4. Por lo demás, esto no debe dispensar a los responsables de la Iglesia de prestar una atención estimulante y activa a las estructuras donde el enfermo sufre a veces formas de marginación y de carencia de apoyo social. Esta atención debe extenderse también a las áreas del mundo donde los enfermos más necesitados, a pesar de los progresos de la medicina, carecen de medicamentos y de asistencia adecuada.

Asimismo, la Iglesia debe manifestar una solicitud particular por las zonas del mundo donde los enfermos de sida se ven privados de asistencia. Para ellos se ha creado de modo especial la fundación "El Buen Samaritano", que tiene por finalidad contribuir a ayudar a las poblaciones más afectadas con el necesario apoyo de subsidios terapéuticos.
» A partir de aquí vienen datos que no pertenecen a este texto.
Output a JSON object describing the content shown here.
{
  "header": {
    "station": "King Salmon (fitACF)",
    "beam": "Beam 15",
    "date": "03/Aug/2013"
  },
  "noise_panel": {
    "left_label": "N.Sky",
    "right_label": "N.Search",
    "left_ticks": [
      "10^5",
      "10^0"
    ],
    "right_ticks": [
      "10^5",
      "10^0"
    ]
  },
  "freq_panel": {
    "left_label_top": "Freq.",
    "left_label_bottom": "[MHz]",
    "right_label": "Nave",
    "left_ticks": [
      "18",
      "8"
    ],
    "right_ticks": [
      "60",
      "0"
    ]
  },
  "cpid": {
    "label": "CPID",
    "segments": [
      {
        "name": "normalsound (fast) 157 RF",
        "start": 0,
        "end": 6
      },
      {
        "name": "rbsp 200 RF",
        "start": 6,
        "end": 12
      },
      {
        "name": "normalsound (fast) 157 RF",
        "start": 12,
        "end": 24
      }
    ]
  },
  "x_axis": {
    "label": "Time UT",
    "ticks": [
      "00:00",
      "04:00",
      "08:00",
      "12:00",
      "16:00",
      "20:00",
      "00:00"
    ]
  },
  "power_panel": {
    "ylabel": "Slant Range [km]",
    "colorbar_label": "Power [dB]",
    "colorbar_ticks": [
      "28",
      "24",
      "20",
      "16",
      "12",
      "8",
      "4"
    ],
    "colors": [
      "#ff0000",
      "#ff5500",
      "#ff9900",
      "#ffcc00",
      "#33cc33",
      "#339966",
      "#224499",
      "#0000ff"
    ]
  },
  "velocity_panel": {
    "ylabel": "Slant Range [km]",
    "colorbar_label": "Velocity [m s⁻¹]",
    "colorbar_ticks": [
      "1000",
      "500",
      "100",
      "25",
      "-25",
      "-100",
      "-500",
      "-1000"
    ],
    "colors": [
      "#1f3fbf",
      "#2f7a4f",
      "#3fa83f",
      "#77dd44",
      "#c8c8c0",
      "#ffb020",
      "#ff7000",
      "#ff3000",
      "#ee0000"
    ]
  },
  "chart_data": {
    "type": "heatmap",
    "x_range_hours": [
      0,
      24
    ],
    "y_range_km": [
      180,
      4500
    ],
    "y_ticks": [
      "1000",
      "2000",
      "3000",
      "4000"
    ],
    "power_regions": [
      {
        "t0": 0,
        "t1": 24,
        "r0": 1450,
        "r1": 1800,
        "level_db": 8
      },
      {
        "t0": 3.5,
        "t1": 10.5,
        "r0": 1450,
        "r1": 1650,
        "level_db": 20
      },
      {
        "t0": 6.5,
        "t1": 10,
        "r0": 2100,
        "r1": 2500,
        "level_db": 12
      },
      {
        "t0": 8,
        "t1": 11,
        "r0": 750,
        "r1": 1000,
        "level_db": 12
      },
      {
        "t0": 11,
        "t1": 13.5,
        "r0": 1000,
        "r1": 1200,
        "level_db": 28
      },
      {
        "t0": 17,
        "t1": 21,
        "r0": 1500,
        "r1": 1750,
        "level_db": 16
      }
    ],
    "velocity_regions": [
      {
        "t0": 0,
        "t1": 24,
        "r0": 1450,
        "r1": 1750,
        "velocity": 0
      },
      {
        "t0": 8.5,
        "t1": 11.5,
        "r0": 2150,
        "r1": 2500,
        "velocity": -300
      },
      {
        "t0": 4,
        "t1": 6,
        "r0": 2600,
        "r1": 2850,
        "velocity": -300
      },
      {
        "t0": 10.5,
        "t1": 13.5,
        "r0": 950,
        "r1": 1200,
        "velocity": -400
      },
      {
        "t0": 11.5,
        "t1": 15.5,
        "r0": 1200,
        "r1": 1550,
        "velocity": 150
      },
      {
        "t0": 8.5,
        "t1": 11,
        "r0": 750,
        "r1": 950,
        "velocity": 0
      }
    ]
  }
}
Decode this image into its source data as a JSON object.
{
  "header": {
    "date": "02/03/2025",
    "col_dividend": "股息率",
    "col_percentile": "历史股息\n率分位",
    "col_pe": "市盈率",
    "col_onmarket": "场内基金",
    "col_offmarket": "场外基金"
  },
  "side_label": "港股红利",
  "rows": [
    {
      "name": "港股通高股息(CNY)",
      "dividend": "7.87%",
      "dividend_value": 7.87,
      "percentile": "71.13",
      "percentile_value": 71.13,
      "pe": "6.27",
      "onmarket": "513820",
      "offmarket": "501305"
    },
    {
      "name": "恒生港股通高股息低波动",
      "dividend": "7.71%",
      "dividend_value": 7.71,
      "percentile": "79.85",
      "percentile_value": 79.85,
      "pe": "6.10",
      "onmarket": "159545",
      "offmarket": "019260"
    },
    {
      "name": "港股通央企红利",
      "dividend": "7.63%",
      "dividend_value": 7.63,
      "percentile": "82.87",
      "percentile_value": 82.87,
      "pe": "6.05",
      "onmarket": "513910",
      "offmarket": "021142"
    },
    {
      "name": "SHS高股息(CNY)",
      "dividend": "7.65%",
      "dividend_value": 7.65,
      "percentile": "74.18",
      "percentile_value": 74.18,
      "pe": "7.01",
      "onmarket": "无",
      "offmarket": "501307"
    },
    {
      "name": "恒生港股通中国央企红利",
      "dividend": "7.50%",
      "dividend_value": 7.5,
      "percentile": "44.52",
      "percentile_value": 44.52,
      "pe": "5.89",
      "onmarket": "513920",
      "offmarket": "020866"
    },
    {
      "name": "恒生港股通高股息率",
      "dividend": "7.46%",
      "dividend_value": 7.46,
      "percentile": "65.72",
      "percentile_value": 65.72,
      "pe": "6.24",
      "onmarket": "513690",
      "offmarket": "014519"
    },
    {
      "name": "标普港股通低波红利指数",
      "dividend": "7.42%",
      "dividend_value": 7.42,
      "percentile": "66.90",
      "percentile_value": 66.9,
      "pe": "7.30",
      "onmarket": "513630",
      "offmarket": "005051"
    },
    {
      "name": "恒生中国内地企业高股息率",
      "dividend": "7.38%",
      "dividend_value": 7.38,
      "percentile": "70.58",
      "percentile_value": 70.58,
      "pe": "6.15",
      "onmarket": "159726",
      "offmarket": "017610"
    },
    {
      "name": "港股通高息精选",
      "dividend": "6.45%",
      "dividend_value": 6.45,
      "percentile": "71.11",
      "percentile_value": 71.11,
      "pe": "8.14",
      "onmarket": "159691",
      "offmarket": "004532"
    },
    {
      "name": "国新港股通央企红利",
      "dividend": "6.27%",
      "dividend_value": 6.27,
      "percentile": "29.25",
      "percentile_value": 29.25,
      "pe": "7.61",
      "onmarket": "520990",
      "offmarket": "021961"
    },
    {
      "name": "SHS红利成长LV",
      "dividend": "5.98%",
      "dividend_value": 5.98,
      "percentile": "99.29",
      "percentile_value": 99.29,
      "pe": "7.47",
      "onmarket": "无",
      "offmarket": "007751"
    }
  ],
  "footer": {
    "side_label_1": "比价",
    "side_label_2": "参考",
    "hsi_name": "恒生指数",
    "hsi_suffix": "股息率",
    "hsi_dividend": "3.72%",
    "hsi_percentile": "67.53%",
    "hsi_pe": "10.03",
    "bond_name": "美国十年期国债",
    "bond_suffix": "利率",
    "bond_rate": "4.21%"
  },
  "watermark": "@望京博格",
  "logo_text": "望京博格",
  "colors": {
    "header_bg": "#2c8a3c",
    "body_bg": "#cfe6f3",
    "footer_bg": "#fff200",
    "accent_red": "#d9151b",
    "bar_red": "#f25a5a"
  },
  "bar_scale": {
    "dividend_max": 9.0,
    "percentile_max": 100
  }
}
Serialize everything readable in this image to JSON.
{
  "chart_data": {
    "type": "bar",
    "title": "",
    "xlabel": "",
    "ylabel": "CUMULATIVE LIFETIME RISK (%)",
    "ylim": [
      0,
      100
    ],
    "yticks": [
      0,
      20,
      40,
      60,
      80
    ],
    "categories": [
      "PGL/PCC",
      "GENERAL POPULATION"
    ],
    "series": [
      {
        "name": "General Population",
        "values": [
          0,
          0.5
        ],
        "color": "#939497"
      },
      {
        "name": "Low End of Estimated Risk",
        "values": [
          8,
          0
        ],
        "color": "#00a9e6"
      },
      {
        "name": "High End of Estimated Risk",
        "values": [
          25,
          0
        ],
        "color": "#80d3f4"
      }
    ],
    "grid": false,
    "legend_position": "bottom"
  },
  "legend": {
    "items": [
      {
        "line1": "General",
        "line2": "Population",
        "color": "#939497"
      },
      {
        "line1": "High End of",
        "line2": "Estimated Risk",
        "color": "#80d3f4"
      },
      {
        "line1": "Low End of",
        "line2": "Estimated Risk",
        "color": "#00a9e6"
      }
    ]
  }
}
Las obras de evangelización, la actividad de formación de las conciencias y el testimonio de caridad que vuestro dicasterio promueve en el mundo constituyen una valiosa contribución no sólo para consolar a los que sufren, sino también para orientar a las mismas sociedades civiles hacia las metas exigentes de la civilización del amor.

5. Por tanto, amadísimos hermanos y hermanas, os agradezco todo el trabajo realizado durante estos años y os exhorto a proseguir con renovado impulso. Sabéis que estoy constantemente cerca de vosotros y os acompaño en los compromisos de vuestro dicasterio con mi oración y con mi plena confianza en la entrega con que realizáis vuestras importantes tareas. Os aliento en ellas y, para confortaros en vuestro trabajo, os imparto una especial bendición apostólica, con la que quiero abrazar también a todos los que se benefician de vuestro trabajo.